What happens to us in the time it takes to knit a scarf?

Life in the length of a scarf. Do I have time to pick my “obligatory” blog theme? Should I spend time with that? Making this page look all nice and pretty so that everyone wants to come look at my pretty pretty blog about absolutely nothing?

There are so many blogs. So many concepts. Maybe this one has even been done before. I wouldn’t know. I don’t really read blogs or know anything about them. I’m a Gen-X-Y Cusper. Geez, that sounds sort of hermaphroditic, doesn’t it? I should be twittering or something. Or Plus One’ing. That’s the new one right?

Truth be told? I don’t have cable television. I don’t have an I-Phone and I can’t even find my Ipod. But really? Make a mix CD, really, man. Make a MIX TAPE. Because if you really like a girl? Take the time to fucking do that, you know? If you’re wondering why romance is dead it’s because of technology. You can debate that all you want, um, whoever “you” are. But really. If a guy took the time to make a mixtape for me with songs that all remind him of me and us and our love and things we did and walks in the fucking park? Damn guys, you’d all be planning a wedding right now instead of reading this blog. But that’s right. You don’t want to have anything to do with the planning aspect. You just want “commitment”. Feminist rant? Nah. No time to get angry really. No time to get angry.

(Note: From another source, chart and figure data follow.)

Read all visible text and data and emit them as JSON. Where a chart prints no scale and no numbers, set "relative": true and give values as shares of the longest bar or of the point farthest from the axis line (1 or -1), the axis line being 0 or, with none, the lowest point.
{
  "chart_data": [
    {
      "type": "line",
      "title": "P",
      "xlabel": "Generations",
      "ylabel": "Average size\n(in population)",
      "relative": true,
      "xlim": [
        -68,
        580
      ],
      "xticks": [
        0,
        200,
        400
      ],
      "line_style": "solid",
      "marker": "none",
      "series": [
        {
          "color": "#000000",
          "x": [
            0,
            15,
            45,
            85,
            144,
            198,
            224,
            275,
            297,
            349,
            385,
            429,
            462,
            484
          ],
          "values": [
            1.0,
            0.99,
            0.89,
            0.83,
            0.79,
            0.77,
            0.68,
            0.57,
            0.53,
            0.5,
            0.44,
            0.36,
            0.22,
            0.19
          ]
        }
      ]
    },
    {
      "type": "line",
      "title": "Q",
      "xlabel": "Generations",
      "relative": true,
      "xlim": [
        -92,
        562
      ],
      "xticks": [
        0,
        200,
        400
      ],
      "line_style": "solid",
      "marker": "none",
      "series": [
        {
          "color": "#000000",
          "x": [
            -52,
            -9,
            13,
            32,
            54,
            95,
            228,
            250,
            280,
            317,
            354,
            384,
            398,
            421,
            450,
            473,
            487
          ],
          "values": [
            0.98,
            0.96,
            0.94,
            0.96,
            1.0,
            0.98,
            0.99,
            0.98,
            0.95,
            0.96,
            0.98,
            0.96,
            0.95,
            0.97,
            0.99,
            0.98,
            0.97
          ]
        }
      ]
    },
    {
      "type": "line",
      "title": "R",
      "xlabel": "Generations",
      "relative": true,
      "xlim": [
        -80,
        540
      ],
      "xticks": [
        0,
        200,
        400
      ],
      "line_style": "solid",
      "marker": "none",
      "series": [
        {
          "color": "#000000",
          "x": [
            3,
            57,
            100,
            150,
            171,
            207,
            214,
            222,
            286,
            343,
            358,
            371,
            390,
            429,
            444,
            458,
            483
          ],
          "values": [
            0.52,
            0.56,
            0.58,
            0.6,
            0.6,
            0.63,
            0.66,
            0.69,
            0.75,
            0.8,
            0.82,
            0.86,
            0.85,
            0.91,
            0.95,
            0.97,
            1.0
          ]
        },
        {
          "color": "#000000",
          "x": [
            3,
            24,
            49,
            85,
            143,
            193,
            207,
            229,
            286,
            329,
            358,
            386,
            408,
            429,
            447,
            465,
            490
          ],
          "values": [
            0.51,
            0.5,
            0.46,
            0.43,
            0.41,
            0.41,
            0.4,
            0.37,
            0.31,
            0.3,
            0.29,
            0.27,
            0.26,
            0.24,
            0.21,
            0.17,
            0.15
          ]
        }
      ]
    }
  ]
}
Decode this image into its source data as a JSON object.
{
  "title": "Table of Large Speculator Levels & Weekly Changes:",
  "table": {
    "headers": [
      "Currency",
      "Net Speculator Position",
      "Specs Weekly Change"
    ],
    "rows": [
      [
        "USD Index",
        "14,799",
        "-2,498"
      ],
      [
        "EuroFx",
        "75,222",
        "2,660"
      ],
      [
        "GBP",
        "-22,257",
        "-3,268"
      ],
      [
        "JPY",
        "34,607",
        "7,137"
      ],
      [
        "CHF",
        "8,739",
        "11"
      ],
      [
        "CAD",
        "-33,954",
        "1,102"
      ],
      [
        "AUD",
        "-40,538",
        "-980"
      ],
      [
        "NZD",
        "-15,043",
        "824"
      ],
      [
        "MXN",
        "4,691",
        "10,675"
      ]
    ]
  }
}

I have to knit this scarf. I frogged the one I was working on. I didn’t like the way the colorway was turning out. I don’t even know if that’s the correct term but I sure as fuck like using it.

So. Damn. This all happened before I started knitting the scarf. So it doesn’t count. So don’t read it. Stop reading this right now.

I told you to stop! This is before the project. But I came up with the idea for the project and then did this.

The time it takes to do something includes the time it takes to think of doing something.

That’s kind of depressing. Because I thought of this, frogged the old scarf, took pictures and video of me doing so, smoked a bowl and decided to be Ink Ogneato. Real original there. Ink.


So I guess….so I guess….if you really wanted to. You could smoke, turn on The Black Keys and then start reading this from the beginning and past the part where I said to stop reading because then you’d never get to this part.

Cast on, girl, cast on.

While you think about men. And how you can’t stop. Stop it. Wanting that feeling.